Upcycling: A Simple Way to Make a Big Difference for the Environment

Segun Ade-Martins

Upcycling Redefined 2023: “Our Built Environment” is a workshop organised by the International Institute for Creative Development, IICDCenter that was held from June 2 to June 22. This year’s theme focuses on “the connection between physical spaces and its social consequences on the climate.”  

The workshop was supervised by lead facilitator Nduwhite Ndubuisi A., an artist and curator and additional facilitation was conducted by Collins Abinoro and Steve Ekpenisi both hybrid sculptors.

Upcycling workshop invited building professionals; architects, industrial material producers, and engineers, as well as artists, into the programme. The workshop was sponsored by the U.S. Embassy in Abuja, and serving as partners are Transcorp Hilton, Mambaah Cafe, NTAG, and Ashawa Consults Ltd. 

Using tangible projects from the participants, the workshop will showcase these projects, which are three individual works and two group pieces.

For three weeks, sparks flew as metal was ground, cut, and welded while all sorts of plastic was melted and twisted. All this took place at Nomad Technology Art Garden, an open space tucked behind and between Mambaah Cafe and Cans Technology Park in Maitama, Abuja. 

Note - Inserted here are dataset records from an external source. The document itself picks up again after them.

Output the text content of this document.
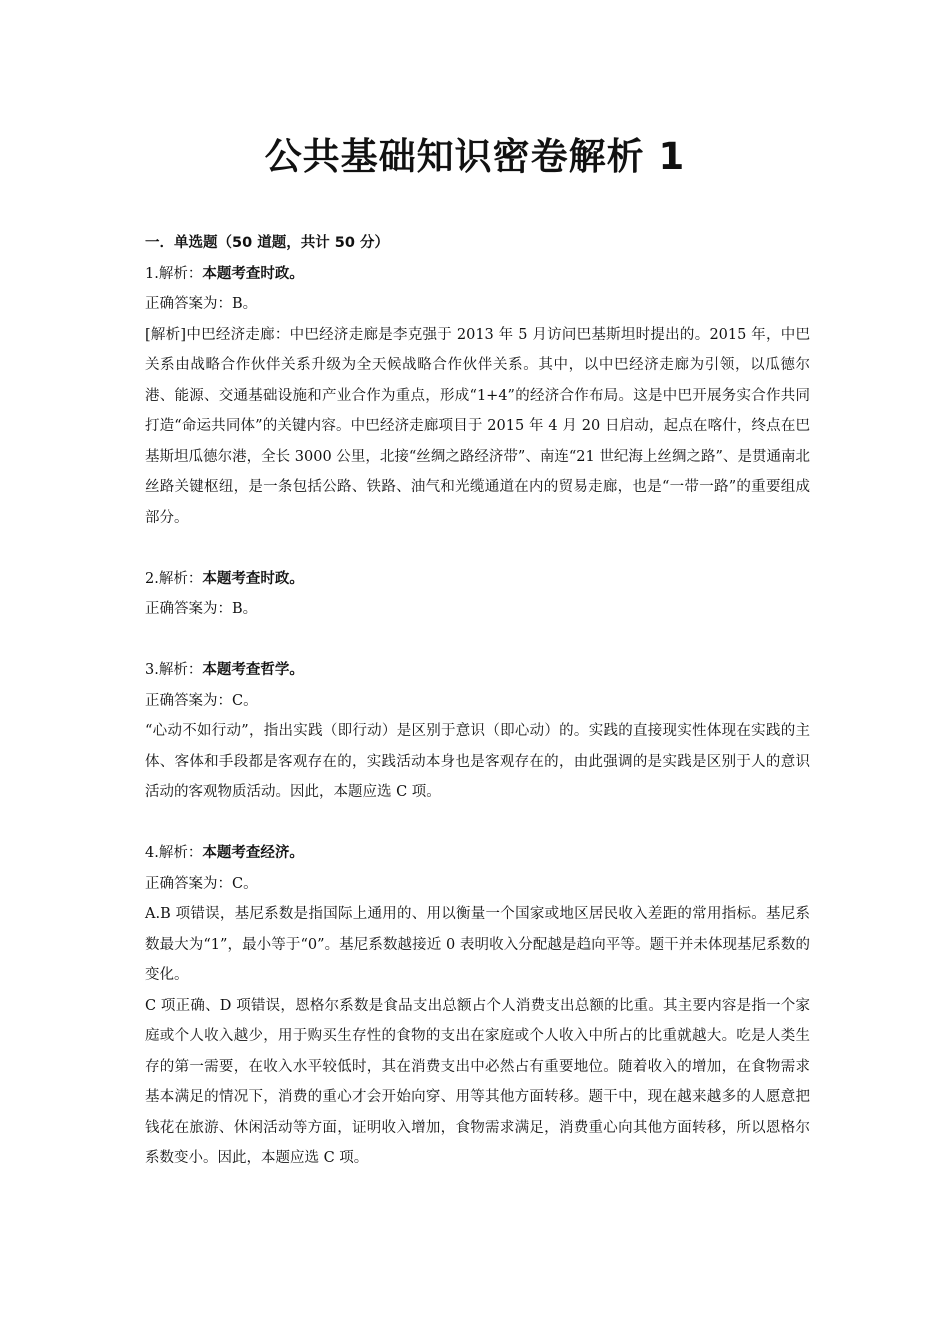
公共基础知识密卷解析 1

一．单选题（50 道题，共计 50 分）

1.解析：本题考查时政。

正确答案为：B。

[解析]中巴经济走廊：中巴经济走廊是李克强于 2013 年 5 月访问巴基斯坦时提出的。2015 年，中巴关系由战略合作伙伴关系升级为全天候战略合作伙伴关系。其中，以中巴经济走廊为引领，以瓜德尔港、能源、交通基础设施和产业合作为重点，形成“1+4”的经济合作布局。这是中巴开展务实合作共同打造“命运共同体”的关键内容。中巴经济走廊项目于 2015 年 4 月 20 日启动，起点在喀什，终点在巴基斯坦瓜德尔港，全长 3000 公里，北接“丝绸之路经济带”、南连“21 世纪海上丝绸之路”、是贯通南北丝路关键枢纽，是一条包括公路、铁路、油气和光缆通道在内的贸易走廊，也是“一带一路”的重要组成部分。

2.解析：本题考查时政。

正确答案为：B。

3.解析：本题考查哲学。

正确答案为：C。

“心动不如行动”，指出实践（即行动）是区别于意识（即心动）的。实践的直接现实性体现在实践的主体、客体和手段都是客观存在的，实践活动本身也是客观存在的，由此强调的是实践是区别于人的意识活动的客观物质活动。因此，本题应选 C 项。

4.解析：本题考查经济。

正确答案为：C。

A.B 项错误，基尼系数是指国际上通用的、用以衡量一个国家或地区居民收入差距的常用指标。基尼系数最大为“1”，最小等于“0”。基尼系数越接近 0 表明收入分配越是趋向平等。题干并未体现基尼系数的变化。

C 项正确、D 项错误，恩格尔系数是食品支出总额占个人消费支出总额的比重。其主要内容是指一个家庭或个人收入越少，用于购买生存性的食物的支出在家庭或个人收入中所占的比重就越大。吃是人类生存的第一需要，在收入水平较低时，其在消费支出中必然占有重要地位。随着收入的增加，在食物需求基本满足的情况下，消费的重心才会开始向穿、用等其他方面转移。题干中，现在越来越多的人愿意把钱花在旅游、休闲活动等方面，证明收入增加，食物需求满足，消费重心向其他方面转移，所以恩格尔系数变小。因此，本题应选 C 项。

After introductions, orientation, a film screening, a walk for the environment, and a welding class from the facilitators, the participants went junking, a process of looking for scrapped items that can be reused. Incidentally, there is a long, established scrap economy in Nigeria where recyclers need to obtain junk through cash exchange.    

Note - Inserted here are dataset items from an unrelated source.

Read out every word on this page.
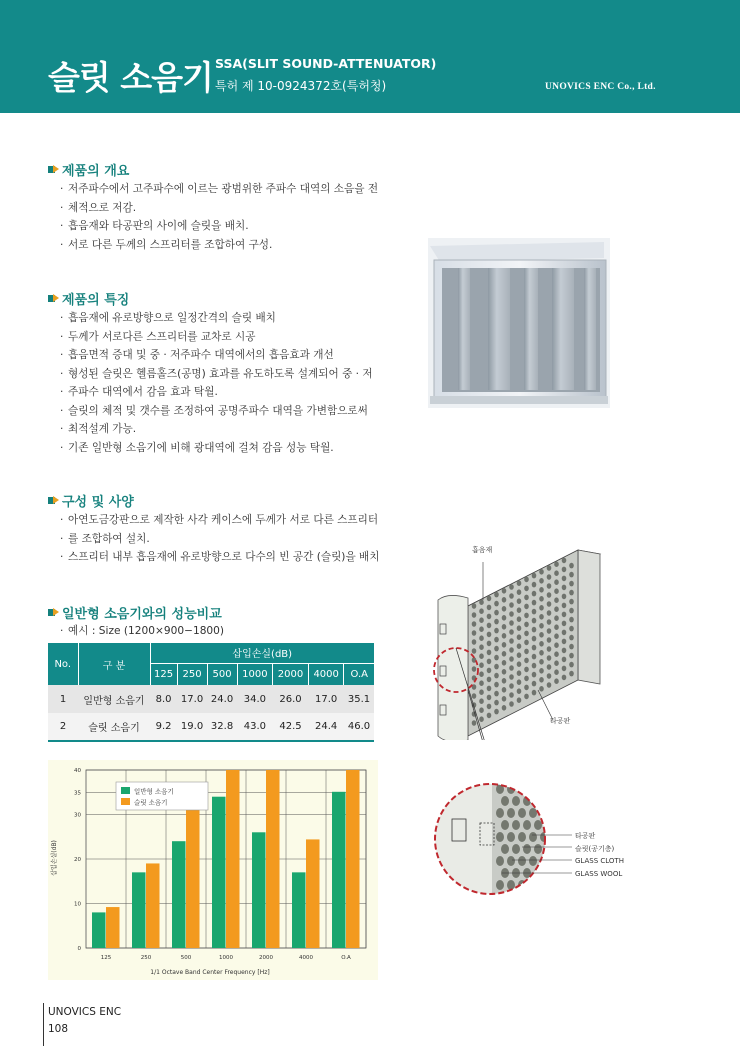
슬릿 소음기 SSA(SLIT SOUND-ATTENUATOR)
특허 제 10-0924372호(특허청)	UNOVICS ENC Co., Ltd.
제품의 개요
· 저주파수에서 고주파수에 이르는 광범위한 주파수 대역의 소음을 전
· 체적으로 저감.
· 흡음재와 타공판의 사이에 슬릿을 배치.
· 서로 다른 두께의 스프리터를 조합하여 구성.
제품의 특징
· 흡음재에 유로방향으로 일정간격의 슬릿 배치
· 두께가 서로다른 스프리터를 교차로 시공
· 흡음면적 증대 및 중 · 저주파수 대역에서의 흡음효과 개선
· 형성된 슬릿은 헬름홀즈(공명) 효과를 유도하도록 설계되어 중 · 저
· 주파수 대역에서 감음 효과 탁월.
· 슬릿의 체적 및 갯수를 조정하여 공명주파수 대역을 가변함으로써
· 최적설계 가능.
· 기존 일반형 소음기에 비해 광대역에 걸쳐 감음 성능 탁월.
구성 및 사양
· 아연도금강판으로 제작한 사각 케이스에 두께가 서로 다른 스프리터
· 를 조합하여 설치.
· 스프리터 내부 흡음재에 유로방향으로 다수의 빈 공간 (슬릿)을 배치
일반형 소음기와의 성능비교
· 예시 : Size (1200×900−1800)
No.	구 분	삽입손실(dB)						
		125	250	500	1000	2000	4000	O.A
1	일반형 소음기	8.0	17.0	24.0	34.0	26.0	17.0	35.1
2	슬릿 소음기	9.2	19.0	32.8	43.0	42.5	24.4	46.0
0
10
20
30
35
40
125	250	500	1000	2000	4000	O.A
일반형 소음기
슬릿 소음기
1/1 Octave Band Center Frequency [Hz]
삽입손실(dB)
흡음재
타공판
타공판
슬릿(공기층)
GLASS CLOTH
GLASS WOOL
UNOVICS ENC
108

Ten of the thirteen participants immediately went to welding stations, where they put together their armatures, or initial structures. While the other participants worked with softer materials, such as paper, wood, plastic bags, perspex, etc. 

The “junk metal” group was mostly established sculptors Alvin Betzalel, Bakare Shariff, Judith Daduut, Samuel Tega Ekpokpobe, Adeleye Ibukunoluwa, Onyekachi Francis Nwosu, and Blossom Eromosele.

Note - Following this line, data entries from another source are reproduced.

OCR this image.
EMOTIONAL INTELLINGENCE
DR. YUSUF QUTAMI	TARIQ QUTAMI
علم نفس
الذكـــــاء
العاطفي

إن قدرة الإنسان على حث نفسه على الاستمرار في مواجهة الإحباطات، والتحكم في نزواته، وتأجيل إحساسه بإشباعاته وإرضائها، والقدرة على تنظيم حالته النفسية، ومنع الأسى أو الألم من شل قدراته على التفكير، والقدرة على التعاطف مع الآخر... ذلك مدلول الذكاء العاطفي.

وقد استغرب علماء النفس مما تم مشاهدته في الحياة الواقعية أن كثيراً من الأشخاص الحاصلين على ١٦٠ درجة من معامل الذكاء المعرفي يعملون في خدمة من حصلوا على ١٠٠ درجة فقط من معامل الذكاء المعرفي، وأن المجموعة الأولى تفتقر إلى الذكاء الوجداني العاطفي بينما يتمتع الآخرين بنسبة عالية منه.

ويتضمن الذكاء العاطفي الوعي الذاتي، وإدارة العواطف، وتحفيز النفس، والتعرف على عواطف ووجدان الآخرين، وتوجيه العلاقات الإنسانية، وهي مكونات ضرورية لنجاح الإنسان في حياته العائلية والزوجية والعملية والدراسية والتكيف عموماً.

The “soft” materials group contained Yusuf Seidu Okus, Fisola Olagbemi, 

Njoku Moses, Asiegbu Collins Uzoh, Omeh Stanley Chukwunonso, and Linda Zaki. 

Unique bonds formed in these groups based on a determination to experiment and learn. For example, Asiegbu, a metal sculptor who is a returning participant, attended the last workshop in 2021 and decided to create paper sculptures rather than his preferred metal work.

Experimentation abounded as Njoku incorporated a technique called quilling from paper craft into his perspex plastic manipulation. He wasn’t done there, as he made metal sculptures as well. Architect Eromosele was new to metal sculpting but curiousity and courage was enough to master the junk metal technique. Even Olagbemi, a mixed media artist with an affinity for painting, had the urge to work with metal for the first time. Omeh, an electrical and electronic engineer and alternative energy expert, felt at home with the “junk” metal technique as well as pieces with interactive capabilities.

Artists like Daduut, Nwosu, Asiegbu, and Yusuf are returning participants from a previous Upcycling workshop, which only proves the value of this workshop to the artists, their collaborators, and environmental conservation.

The process of upcycling art and design fits perfectly into the circular economy. Until the recent years, recycling has been the focus of environmental conservation and it is the process of reducing industrial waste materials for new manufacturing. However, both the reduction and manufacturing processes are still huge pollutant-friendly energy consumers. 

Meanwhile, upcycling uses considerably less energy as it remains in bespoke and artisanal spaces such as this workshop. Upcycling has a bigger part to play in environmental sustainability.

The essence of the workshop is to enlighten and inspire people to consciously think about the environmental impact of our built environment. Buildings contribute immensely to waste gases and materials, which is easily overlooked. A waste-to-wealth process such as upcycling can become necessary to promote low carbon, low impact, and sustainable objects and spaces.

Ultimately, upcycling stimulates creativity, lowers trash, saves energy, and provides new employment. As economies experience economic hardship owing to automation and the global economy strives to create jobs, the waste-to-wealth sector, or the circular economy, can create new opportunities as it scales to the global stage. This can be an area of tremendous growth. We need to look towards the future to see what the horizon holds for Upcycling: Redefined.  

In the meantime, an exhibition for the workshop will take place at the Transcorp Hilton hotel in Abuja on September 6. All are invited to attend, as the IICD Centre, the U.S. Embassy in Abuja, and the Ministry of Environment will highlight and hope to inspire people to act on environmental conservation efforts in their daily lives through the work of the workshop participants.